Tufts University researchers found that the majority of US adults score poorly on five components of heart and metabolic health, with clear racial disparities.
Scientists have uncovered a devastating health crisis that requires urgent action: Less than 7% of the US adult population is in good cardiometabolic health. That’s according to a study led by a team from Tufts University’s Friedman School of Nutrition Science and Policy in a groundbreaking perspective on cardiometabolic health trends and disparities to be published in the July 12 issue of the Journal of the American College of Cardiology. His research team also included scientists from Tufts Medical Center.
“These numbers are amazing. It is deeply troubling that in the United States, one of the world’s wealthiest nations, fewer than 1 in 15 adults is in optimal cardiometabolic health.” — Meghan O’Hearn
In the study, researchers evaluated Americans on five components of health: blood pressure levels, blood cholesterol, blood sugar, adiposity (overweight and obesity), and the presence or absence of cardiovascular disease (heart attack, stroke, stroke, etc). They found that only 6.8% of US adults had optimal levels of all five components in 2017-2018. Among these five components, the trends between 1999 and 2018 also got significantly worse for blood glucose and adiposity. In 1999, 1 in 3 adults had optimal levels of adiposity (not overweight or obese), but by 2018, that number dropped to 1 in 4. Similarly, while 60% of adults did not have diabetes or prediabetes in 1999, less than 40% of adults were free of these conditions in 2018.

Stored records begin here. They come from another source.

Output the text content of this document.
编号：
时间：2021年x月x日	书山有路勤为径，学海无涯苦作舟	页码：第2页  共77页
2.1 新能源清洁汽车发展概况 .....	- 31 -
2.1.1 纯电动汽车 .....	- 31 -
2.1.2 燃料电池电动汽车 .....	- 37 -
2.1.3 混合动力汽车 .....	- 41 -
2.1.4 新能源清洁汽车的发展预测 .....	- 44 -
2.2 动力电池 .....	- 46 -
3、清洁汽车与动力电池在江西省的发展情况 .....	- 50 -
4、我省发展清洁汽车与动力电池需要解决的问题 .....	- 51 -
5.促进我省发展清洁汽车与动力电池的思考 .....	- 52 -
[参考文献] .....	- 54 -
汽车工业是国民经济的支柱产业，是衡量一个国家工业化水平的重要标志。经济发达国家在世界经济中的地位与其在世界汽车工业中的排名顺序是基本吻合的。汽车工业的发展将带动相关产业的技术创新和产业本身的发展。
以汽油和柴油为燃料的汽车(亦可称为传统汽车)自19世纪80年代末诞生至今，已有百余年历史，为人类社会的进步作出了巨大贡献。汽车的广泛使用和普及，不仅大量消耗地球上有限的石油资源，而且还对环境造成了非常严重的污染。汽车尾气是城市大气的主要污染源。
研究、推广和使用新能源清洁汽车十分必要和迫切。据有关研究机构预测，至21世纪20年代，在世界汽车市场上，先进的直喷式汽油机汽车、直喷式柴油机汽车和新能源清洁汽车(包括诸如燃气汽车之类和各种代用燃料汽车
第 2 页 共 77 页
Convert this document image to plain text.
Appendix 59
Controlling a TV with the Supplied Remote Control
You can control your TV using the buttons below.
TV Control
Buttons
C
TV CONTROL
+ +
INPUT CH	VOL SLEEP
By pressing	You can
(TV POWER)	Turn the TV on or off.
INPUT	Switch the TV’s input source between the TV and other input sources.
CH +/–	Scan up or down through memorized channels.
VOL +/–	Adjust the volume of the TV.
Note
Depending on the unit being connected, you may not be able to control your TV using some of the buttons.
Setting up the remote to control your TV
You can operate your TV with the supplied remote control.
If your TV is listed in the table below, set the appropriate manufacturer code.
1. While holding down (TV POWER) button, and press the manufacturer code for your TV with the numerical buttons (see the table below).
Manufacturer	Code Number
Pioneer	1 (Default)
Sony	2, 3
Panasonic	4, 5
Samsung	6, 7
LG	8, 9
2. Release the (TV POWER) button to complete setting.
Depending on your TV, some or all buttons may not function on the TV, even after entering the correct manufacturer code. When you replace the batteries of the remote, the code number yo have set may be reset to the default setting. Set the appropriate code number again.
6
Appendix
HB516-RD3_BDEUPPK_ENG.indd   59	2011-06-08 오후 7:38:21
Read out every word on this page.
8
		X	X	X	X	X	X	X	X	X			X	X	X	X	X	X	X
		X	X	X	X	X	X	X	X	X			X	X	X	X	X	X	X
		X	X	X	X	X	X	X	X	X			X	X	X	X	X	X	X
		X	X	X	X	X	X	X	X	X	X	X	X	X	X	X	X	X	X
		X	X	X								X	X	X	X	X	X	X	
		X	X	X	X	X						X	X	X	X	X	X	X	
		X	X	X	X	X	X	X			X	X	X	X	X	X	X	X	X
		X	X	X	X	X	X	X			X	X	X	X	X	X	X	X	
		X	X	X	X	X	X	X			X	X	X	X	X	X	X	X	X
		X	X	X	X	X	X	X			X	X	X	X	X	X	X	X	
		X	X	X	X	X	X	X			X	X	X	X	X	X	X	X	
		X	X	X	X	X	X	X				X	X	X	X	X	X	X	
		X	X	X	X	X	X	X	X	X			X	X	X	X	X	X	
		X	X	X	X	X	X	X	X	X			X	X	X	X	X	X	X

“These numbers are amazing. It is deeply troubling that in the United States, one of the world’s wealthiest nations, fewer than 1 in 15 adults are in optimal cardiometabolic health,” said Meghan O’Hearn, a Ph.D. candidate at the Friedman School and lead author of the study. . “We need a complete overhaul of our health system, food system and built environment, because this is a crisis for everyone, not just one segment of the population.”
The study looked at a nationally representative sample of approximately 55,000 people age 20 and older between 1999 and 2018 from the 10 most recent cycles of the National Health and Nutrition Examination Survey. The researchers focused on optimal, intermediate, and poor levels of cardiometabolic health and its components, rather than just the presence or absence of disease. “We need to change the conversation, because the disease is not the only problem,” O’Hearn said. “We don’t just want to be disease-free. We want to achieve optimal health and wellness.”
The team also identified large health disparities between people of different sexes, ages, races and ethnicities, and educational levels. For example, adults with less education were half as likely to have optimal cardiometabolic health compared to adults with more education, and Mexican Americans had one-third of optimal levels compared to non-Hispanic white adults. Furthermore, between 1999 and 2018, while the percentage of adults in good cardiometabolic health increased modestly among non-Hispanic white Americans, it decreased among Mexican Americans, other Hispanics, non-Hispanic blacks, and adults of other races.
“We don’t just want to be disease-free. We want to achieve optimal health and wellness.” — Meghan O’Hearn
“This is really troublesome. Social determinants of health, such as food and nutritional security, social and community context, economic stability, and structural racism put people of different educational levels, races, and ethnicities at higher risk for health problems,” he said. Dariush Mozaffarian, Dean of Friedman. School and main author. “This highlights the other important work being done at the Friedman School and Tufts University to better understand and address the underlying causes of poor nutrition and health disparities in the US and around the world.”
The study also looked at “intermediate” levels of health, not optimal but not yet poor, including conditions such as prediabetes, prehypertension and being overweight. “A large part of the population is at a critical tipping point,” O’Hearn said. “Identifying these people and addressing their health and lifestyle conditions early is critical to reducing growing health care burdens and health disparities.”
The consequences of the serious health condition of American adults go beyond personal health. “Its impact on national health care spending and the financial health of the entire economy is enormous,” O’Hearn said. “And these conditions are largely preventable. We have the clinical and public health interventions and policies in place to be able to address these issues.”
Friedman School researchers are actively working on many of these solutions, O’Hearn said, including Food is Medicine interventions (using good nutrition to help prevent and treat disease); incentives and subsidies to make healthy food more affordable; consumer education on a healthy diet; and the participation of the private sector to promote a healthier and more equitable food system. “There are a lot of different avenues through which this can be done,” O’Hearn said. “We need a multisectoral approach, and we need the political will and desire to do it.”
“This is a health crisis that we’ve been dealing with for a while,” O’Hearn said. “There is now a growing economic, social and ethical imperative to give this problem much more attention than it has been receiving.”
Reference: “Trends and Disparities in Cardiometabolic Health Among US Adults, 1999-2018” by Meghan O’Hearn MS, Brianna N. Lauren MS, John B. Wong MD, David D. Kim PhD, and Dariush MozaffarianMD, DrPH, July 4, 2022, Journal of the American College of Cardiology.